2/10
"Revenge is a dish best served cold."
27 June 2006
No doubt it can be hard being the child of a famous film or TV star, but there's one big advantage these offspring have that the rest of us don't - they can use their Hollywood clout to make a heavily-biased, thinly-disguised hate movie about the parent who slighted them, be it in real life, in a changed will, or in the child's own tortured imagination. And if, by dint of being dead for eight years before the movie's release, the subject parent has no right of reply to what amounts to a good dose of celluloid libel, how much sweeter the slighted one's revenge must feel.

There are two things about this movie I am grateful for: that I didn't pay money to see it and that Landon Jr qualified the title with the words "The Father I Knew". If he hadn't, I would never had recognized the main character as Michael Landon Sr.

John Schneider's portrayal of the charismatic and charming Michael Sr is so shallow it results in a comic caricature that is painful to watch and tosses credibility straight out the window.
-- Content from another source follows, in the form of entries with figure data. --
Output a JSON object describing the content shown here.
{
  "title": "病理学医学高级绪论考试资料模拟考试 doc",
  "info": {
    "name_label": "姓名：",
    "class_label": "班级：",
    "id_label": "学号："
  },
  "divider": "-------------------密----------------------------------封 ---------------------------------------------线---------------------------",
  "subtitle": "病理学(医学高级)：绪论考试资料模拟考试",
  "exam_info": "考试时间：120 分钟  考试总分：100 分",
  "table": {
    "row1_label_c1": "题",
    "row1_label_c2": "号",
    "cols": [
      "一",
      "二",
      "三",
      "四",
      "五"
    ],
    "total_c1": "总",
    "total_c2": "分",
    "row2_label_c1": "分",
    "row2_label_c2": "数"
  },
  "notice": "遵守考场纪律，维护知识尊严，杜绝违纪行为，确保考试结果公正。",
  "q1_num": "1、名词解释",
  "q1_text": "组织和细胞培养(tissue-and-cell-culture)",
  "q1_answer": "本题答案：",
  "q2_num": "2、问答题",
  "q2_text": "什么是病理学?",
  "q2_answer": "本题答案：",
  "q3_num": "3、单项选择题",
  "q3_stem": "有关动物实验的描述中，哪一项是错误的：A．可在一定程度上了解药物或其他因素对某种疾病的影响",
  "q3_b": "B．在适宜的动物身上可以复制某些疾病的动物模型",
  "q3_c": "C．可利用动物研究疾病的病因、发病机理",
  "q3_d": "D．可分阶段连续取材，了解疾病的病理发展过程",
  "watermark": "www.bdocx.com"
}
Cheryl Ladd as Lynn Noe Landon limps along in a soap-opera role tiringly over-weighted in the opposite direction of wronged innocence that finally wanders into weary saintedness. Boring! Some more thoughtful moments of human complexity are revealed in the problems developed by Landon Jr and his sister Leslie. Her behavioural responses to the family dynamics ring true until we remember that research has shown the causal factor to be a dysfunctional relationship with the mother rather than the father.

If Landon Jr's movie was an attempt to garner sympathy for his difficult life, it failed. If its aim was to inform the public of the objective truth about Michael Landon Sr, Wikipedia does it better. If it had audience enjoyment or entertainment as a goal, it missed that mark as well, although the younger kids were cute, the sets were nice, and the scenery eye-pleasing. If making this movie served to work out Landon Jr's psychological devastations, let's hope it succeeded because a high price was paid in the character assassination of the highly-regarded Michael Landon Sr.

It is interesting that the main thrust of Landon Jr's argument is his father's hypocrisy. Landon Sr played well-loved television characters of impeccable integrity, most notably in this film the beloved and near-perfect Pa Ingalls in the Little House on the Paririe series. Meanwhile in real life he apparently destroyed his first two marriages through an affair. He allegedly barely functioned as an emotionally-resistant parent who either refused to hear or chose to ignore his older children's pleas for love and recognition.

These days his son, Landon Jr, enjoys a successful career as a film-maker. His movies win Camie awards. Family groups applaud his life choices. He actively promotes Christian values of love, respect, loyalty and forgiveness. It seems a tad hypocritical on the Junior Landon's part that he could not apply these very principles to his one and only film memorial of his father. If nothing else, it would have made for a much better movie.